During the 17th century Amsterdam experienced a massive economic boom, which led to the creation of its concentric canal belt. Four massive ditches were dug around the Dam, with each connecting the currents flowing between Amsterdam’s main sources of water; the river Ij and Amstel. These new constructions were designed to encourage water traffic and meant that goods could be rapidly transported around the city.

As money poured into the city, many wealthy traders decided to relocate to central Amsterdam, consequently leading to an enormous spike in population. Due to Amsterdam’s cramped layout housing quickly became an issue, and to solve this problem the municipality started handing out plots of land to affluent citizens. Although these parcels were relatively generous, they were unusably narrow, allowing the government to cram as many houses as possible onto the banks of the canal rings.

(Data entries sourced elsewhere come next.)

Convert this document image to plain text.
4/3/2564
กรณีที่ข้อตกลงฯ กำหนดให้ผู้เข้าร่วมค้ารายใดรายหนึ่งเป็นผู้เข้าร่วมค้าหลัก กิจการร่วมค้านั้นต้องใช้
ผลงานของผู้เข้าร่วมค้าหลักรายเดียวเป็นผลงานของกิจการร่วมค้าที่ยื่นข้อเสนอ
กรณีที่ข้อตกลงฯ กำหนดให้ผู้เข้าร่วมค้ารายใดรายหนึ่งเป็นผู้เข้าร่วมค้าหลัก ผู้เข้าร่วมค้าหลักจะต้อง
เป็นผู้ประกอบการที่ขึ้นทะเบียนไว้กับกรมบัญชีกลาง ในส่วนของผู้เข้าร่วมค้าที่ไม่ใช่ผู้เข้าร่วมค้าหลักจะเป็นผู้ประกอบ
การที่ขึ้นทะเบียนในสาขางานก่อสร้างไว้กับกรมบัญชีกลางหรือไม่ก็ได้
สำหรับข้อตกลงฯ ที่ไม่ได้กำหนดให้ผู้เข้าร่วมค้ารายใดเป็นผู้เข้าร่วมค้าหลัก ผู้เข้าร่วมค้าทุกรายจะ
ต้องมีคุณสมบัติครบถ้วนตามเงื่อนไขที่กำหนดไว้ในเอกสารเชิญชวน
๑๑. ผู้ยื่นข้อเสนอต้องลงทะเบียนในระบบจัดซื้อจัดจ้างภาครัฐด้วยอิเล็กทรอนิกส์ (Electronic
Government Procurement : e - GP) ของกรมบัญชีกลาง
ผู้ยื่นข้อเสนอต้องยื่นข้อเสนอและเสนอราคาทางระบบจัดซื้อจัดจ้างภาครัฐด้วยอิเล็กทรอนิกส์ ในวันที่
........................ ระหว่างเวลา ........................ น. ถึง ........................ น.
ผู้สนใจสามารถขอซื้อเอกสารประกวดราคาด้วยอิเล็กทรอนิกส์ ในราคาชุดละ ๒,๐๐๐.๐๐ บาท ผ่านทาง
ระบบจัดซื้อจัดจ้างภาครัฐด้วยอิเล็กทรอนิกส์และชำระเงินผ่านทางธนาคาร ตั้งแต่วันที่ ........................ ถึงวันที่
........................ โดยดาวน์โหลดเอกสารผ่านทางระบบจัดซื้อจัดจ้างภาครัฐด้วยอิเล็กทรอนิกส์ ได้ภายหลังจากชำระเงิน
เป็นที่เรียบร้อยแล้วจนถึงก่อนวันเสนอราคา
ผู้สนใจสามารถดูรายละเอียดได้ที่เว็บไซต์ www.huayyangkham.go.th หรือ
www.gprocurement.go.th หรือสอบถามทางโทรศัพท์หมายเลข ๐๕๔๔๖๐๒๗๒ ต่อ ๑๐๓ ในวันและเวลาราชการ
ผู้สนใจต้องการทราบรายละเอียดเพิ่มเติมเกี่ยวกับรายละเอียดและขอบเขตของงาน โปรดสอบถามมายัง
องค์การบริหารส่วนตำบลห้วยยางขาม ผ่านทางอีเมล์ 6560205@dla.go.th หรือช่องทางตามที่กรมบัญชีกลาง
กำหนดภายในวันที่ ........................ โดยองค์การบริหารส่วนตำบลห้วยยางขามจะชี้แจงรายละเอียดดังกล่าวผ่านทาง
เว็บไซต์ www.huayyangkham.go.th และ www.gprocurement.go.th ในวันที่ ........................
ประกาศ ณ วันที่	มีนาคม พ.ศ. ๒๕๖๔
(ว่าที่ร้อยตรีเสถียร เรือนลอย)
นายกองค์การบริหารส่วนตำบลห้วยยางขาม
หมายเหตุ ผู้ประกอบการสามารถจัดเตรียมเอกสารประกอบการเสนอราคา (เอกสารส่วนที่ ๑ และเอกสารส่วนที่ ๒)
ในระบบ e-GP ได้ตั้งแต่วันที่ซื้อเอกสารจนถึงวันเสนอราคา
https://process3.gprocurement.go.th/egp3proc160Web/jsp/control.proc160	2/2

Amsterdam's narrow canal houses
© Bernard Niess / Flickr / An aerial shot of Amsterdam's canal belt | © Swimmerguy269 / WikiCommons / Herengracht canal | © Franklin Heijnen / Flickr

Many of these new landowners decided to use their homes as a place of business and turned the front parts of their properties into warehouses, offices and private docks in order to make the most out of their canal-side location. Today this mercantile heritage remains visible and many houses still possess the large, roof-mounted hooks that merchants used to lift goods from barges into their attics.

While houses of this kind can now be found throughout Amsterdam, the oldest, and most magnificent of their number are located on Prinsengracht, Herengracht and Keizersgracht — a triad of beautiful canals that encircle the city’s historic center.